The Atrium

“As the whole of nature is akin, and the soul has learned everything, nothing prevents a man, after recalling one thing only — a process men call learning — from discovering everything else, if he is brave and does not tire of the search; for searching and learning are, as a whole, recollection.” — Plato, Meno 81d (trans. Grube).

A quarterly table for reading, thinking, and talking well together. Modeled loosely after the Collegium Institute’s Lectio Humana, and drawing its shape from the rhetoric phase of classical education.

The Idea

Our weeks are full of talking. Sermons, staff meetings, discipleship, the conversations at the door after church — add family and community work to the litany of things no one sees. Most weeks are a vocational current of being the one others come to. The Atrium is a table set outside that current — a place where friends read together, think slowly, and talk as peers about something larger than the week. A respite and a practice.

The group’s name comes from a common space in Roman domestic architecture. The atrium was the entry courtyard — partly roofed, partly open to the sky, with a pool at its center to catch the rain. It was the threshold (read liminal) space between the street’s traffic and the private rooms beyond; the room where strangers and guests became conversational partners in the life of the household. That is the posture we are after.

The Atrium is a quarterly gathering for colleagues and church planters connected to Orchard Group. We read one book per quarter, rotate across four genres over the year, and discuss — not to defend turf, not to land a point, but to turn the text over in good company. Classical educators call this the rhetoric phase: the stretch of formation in which one learns to articulate, weigh, and refine ideas aloud, with others, under the discipline of charity and careful listening. It is the stretch most of us never experienced in school. It is also the one our work needs most.

The Rotation

Four books a year, one per quarter, rotating through four genres in a fixed order:

  1. Philosophy
  2. Theology
  3. A Novel or Epic
  4. Poetry

The goal for this group is not to read the latest, trendiest books on church planting, leadership, or Christian life. Rather, the aim is to read books that have stood the test of time, books that people return to again and again.

The Posture

This is not the place for dogmatics or grandstanding. It is a place to exchange ideas honestly, disagree without dismissing, and let the text do more of the work than our opinions do. Three practical commitments each member should strive towards:

  • Read the whole book before the gathering and make notes along the way. Think about how the book interacts with your world. Don’t impose your worldview on the author.

  • Sit with the text. Don’t fight against it. Readers should sit with what they’ve read and try to pull it apart as they work through concepts.

  • Make room to push past your boundaries. The gatherings work best when we willingly suspend our belief and enter the mind of the author. We can never be completely absent from our world, but we can challenge ourselves to think beyond our limited experience.

Who It’s For

Church planters, Orchard Group staff, and a small circle of friends whose work benefits from thinking at this pace. The cohorts and breakout groups are small enough that everyone speaks, but large enough for real diversity of thought. Virtual by default, with an optional in-person weekend each year if everything aligns.
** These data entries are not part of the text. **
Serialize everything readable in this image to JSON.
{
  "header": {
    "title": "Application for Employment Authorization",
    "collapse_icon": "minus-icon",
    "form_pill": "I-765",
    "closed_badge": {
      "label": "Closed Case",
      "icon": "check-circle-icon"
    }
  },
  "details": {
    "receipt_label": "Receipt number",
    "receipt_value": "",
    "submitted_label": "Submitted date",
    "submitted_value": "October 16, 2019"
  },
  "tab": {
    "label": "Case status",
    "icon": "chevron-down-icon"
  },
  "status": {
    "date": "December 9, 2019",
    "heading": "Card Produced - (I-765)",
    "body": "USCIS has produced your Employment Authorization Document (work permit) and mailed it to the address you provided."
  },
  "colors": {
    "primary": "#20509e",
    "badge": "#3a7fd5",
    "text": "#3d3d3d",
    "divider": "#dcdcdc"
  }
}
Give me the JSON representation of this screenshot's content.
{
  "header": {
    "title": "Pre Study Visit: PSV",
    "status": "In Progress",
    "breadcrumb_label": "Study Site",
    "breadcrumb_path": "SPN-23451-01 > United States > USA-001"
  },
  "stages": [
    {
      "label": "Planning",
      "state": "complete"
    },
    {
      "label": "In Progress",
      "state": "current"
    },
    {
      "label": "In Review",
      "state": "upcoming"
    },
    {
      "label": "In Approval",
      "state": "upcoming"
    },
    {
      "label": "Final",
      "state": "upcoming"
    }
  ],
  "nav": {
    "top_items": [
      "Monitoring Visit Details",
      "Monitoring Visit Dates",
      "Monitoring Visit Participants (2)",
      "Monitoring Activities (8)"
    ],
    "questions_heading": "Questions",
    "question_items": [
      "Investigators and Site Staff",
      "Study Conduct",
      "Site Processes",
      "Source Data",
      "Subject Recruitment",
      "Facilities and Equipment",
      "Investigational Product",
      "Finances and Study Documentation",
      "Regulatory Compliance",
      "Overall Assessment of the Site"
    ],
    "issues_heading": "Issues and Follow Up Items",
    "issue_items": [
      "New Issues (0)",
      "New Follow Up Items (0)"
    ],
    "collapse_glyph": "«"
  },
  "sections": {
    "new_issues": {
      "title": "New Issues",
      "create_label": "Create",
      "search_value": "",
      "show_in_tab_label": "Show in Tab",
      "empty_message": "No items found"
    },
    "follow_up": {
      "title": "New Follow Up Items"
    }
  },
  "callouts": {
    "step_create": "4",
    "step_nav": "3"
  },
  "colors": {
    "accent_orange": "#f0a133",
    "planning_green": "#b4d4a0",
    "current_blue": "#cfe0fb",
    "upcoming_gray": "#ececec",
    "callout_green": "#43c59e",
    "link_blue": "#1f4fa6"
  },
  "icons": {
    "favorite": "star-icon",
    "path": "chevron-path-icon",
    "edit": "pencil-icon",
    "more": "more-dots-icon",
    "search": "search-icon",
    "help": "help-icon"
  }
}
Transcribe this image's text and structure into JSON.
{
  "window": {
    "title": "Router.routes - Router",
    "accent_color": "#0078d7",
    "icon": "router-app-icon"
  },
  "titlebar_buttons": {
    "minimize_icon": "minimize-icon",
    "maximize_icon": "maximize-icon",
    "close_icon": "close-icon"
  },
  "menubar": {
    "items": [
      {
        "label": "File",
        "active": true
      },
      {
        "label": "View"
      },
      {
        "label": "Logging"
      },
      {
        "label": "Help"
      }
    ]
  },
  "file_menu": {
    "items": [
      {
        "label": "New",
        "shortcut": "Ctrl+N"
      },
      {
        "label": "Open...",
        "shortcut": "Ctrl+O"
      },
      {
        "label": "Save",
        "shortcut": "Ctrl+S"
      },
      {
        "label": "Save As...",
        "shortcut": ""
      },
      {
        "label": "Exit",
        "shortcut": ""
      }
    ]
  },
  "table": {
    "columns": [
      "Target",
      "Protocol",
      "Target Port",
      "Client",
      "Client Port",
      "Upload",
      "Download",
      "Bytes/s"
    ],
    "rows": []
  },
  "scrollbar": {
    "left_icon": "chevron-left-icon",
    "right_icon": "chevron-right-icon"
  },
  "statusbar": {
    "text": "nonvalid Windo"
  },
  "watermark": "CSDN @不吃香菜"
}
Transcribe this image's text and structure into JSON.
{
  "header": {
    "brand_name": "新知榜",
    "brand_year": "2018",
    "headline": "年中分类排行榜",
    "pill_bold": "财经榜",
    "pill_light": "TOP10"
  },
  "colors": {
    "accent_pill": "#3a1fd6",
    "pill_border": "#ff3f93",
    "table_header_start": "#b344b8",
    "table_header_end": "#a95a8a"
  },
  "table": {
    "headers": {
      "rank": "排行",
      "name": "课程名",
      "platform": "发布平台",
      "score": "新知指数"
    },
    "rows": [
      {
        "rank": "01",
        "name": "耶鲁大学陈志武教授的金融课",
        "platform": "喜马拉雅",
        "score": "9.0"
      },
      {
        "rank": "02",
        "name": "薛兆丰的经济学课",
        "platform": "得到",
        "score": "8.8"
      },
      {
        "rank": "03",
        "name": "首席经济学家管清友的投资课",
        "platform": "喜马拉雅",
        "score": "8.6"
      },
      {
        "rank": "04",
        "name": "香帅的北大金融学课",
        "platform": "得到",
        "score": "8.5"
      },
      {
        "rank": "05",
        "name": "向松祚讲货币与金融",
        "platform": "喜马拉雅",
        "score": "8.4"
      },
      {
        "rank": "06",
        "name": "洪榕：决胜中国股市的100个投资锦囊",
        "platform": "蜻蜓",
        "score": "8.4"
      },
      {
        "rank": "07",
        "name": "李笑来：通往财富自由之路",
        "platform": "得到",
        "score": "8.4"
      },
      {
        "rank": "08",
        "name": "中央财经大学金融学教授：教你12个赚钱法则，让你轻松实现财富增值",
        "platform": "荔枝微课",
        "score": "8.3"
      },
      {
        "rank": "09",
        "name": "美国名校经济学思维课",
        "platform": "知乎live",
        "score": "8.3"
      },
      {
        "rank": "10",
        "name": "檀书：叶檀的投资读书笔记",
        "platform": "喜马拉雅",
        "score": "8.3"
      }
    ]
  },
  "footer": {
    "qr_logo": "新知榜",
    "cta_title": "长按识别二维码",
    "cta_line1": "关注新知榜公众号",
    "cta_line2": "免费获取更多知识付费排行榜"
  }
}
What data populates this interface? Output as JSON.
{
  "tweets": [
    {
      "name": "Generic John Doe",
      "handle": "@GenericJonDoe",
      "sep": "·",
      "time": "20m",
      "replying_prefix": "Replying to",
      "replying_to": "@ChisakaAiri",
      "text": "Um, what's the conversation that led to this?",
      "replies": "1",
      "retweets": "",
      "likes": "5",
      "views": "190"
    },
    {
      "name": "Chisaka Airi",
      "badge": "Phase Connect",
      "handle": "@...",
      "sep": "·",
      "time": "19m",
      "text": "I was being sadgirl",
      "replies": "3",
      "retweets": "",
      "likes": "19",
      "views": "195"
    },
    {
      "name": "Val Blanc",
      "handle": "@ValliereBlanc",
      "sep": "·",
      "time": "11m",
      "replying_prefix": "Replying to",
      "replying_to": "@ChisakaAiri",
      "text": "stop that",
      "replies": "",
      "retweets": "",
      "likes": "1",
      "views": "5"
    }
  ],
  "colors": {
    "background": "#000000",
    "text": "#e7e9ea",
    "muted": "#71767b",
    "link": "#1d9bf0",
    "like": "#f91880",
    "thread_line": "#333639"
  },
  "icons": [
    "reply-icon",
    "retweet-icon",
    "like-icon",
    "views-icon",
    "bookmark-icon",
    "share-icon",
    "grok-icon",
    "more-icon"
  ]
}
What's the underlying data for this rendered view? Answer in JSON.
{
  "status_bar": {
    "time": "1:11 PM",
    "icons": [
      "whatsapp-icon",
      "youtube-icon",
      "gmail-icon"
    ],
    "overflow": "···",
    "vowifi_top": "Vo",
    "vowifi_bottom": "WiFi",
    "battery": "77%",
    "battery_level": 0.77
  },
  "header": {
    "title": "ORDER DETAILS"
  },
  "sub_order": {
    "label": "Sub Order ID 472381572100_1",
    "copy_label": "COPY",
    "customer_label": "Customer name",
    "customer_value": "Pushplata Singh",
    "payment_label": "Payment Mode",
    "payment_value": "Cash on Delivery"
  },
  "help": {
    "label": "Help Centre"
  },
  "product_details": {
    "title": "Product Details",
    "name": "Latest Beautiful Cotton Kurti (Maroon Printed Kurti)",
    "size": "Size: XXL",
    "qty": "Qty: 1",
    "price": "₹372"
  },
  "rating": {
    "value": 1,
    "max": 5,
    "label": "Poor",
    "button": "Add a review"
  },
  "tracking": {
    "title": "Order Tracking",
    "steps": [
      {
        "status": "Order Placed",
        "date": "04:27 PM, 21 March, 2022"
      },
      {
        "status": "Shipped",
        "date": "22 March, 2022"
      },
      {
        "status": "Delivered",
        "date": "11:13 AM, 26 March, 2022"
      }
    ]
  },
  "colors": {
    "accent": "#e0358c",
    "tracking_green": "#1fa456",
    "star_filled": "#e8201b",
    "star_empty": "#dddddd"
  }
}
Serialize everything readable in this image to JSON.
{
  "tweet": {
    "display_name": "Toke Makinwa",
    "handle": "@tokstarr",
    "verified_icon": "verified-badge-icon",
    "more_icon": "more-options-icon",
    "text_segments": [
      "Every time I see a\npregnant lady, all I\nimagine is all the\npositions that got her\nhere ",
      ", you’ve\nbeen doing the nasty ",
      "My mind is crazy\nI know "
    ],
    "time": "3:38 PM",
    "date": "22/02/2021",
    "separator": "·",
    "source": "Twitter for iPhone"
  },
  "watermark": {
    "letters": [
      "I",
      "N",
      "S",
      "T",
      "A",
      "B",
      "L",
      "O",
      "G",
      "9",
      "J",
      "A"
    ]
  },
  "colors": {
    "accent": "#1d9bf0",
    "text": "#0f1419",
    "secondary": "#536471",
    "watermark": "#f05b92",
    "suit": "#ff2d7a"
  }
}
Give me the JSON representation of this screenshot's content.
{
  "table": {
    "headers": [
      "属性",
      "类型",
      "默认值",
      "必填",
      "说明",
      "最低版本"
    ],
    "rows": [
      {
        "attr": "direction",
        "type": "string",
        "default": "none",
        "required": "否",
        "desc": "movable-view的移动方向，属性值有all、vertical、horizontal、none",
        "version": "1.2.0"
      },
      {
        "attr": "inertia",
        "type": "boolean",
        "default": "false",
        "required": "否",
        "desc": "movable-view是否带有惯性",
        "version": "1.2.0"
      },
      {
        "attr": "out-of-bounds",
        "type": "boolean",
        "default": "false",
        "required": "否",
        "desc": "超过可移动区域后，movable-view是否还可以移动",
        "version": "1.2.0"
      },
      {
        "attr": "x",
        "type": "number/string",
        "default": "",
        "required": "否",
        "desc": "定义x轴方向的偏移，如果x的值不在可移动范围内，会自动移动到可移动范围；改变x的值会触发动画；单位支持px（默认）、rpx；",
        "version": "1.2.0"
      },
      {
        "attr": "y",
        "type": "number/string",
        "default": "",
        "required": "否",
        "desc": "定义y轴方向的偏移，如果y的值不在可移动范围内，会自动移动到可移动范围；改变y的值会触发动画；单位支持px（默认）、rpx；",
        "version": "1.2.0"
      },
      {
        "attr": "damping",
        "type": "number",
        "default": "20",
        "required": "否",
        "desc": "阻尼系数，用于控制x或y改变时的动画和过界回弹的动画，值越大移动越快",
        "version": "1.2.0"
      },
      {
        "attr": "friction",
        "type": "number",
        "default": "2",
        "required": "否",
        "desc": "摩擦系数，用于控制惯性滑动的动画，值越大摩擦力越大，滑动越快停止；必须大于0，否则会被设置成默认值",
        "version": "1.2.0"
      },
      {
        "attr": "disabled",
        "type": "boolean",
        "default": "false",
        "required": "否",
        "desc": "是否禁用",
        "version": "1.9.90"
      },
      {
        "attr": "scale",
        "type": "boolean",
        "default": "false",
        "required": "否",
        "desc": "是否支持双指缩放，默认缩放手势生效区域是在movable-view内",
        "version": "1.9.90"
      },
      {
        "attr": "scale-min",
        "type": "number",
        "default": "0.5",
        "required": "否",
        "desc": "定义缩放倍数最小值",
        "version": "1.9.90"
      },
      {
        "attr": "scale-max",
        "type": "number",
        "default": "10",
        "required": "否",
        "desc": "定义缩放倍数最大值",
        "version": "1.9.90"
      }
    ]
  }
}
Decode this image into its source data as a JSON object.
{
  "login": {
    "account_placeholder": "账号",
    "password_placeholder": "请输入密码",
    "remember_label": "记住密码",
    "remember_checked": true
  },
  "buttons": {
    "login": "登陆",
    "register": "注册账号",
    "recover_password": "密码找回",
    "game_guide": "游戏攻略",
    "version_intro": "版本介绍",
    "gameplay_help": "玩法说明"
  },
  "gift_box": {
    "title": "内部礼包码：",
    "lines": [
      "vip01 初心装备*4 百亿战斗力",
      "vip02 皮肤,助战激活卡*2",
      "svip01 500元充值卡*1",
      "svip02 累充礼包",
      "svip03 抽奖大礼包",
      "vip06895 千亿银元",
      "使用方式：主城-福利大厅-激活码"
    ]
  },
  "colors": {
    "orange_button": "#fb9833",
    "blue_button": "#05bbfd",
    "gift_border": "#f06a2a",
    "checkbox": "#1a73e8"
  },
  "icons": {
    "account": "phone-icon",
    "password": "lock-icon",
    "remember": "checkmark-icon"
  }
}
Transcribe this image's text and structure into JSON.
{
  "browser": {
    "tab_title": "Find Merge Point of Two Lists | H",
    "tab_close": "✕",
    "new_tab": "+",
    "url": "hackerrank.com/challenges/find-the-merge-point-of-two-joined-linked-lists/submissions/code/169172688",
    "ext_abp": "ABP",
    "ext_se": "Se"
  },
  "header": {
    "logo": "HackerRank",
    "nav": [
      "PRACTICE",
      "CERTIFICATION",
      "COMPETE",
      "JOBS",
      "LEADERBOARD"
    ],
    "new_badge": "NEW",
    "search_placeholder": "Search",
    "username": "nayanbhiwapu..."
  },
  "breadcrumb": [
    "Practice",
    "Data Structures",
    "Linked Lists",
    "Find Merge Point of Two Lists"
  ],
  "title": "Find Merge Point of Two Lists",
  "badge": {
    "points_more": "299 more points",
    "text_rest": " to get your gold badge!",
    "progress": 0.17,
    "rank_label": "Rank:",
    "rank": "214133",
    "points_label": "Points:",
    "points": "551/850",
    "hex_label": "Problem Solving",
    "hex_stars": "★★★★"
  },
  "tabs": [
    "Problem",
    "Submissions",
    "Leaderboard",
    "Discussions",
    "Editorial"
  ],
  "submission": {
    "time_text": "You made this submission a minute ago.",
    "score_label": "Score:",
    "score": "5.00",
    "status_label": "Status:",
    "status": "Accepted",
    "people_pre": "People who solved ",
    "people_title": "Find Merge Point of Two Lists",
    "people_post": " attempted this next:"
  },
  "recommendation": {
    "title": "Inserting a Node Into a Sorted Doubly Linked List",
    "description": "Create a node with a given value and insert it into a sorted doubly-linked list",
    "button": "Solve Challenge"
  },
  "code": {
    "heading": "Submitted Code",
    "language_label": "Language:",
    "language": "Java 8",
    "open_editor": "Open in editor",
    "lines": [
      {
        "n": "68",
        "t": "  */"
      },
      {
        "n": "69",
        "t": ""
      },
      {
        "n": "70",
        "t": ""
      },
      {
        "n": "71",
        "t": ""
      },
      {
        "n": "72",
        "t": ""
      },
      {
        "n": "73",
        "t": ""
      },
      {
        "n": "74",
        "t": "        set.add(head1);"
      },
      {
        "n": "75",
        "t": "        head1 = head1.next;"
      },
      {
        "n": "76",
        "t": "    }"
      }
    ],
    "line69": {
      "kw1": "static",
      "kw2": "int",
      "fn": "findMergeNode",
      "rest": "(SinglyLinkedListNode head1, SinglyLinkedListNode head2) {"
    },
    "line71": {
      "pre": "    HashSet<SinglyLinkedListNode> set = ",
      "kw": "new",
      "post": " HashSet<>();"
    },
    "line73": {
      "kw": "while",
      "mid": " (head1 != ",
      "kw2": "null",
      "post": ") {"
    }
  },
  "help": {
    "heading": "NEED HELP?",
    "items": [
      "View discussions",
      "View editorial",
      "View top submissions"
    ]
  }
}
“Our discussion will be adequate if its degree of clarity fits its subject matter, since we should not seek the same degree of exactness in all accounts. … The educated person seeks exactness in each area to the extent that the nature of the subject allows; for it is just as mistaken to demand demonstrations from a rhetorician as to accept merely persuasive arguments from a mathematician.” — Aristotle, Nicomachean Ethics I.3, 1094b–1095a (trans. Irwin).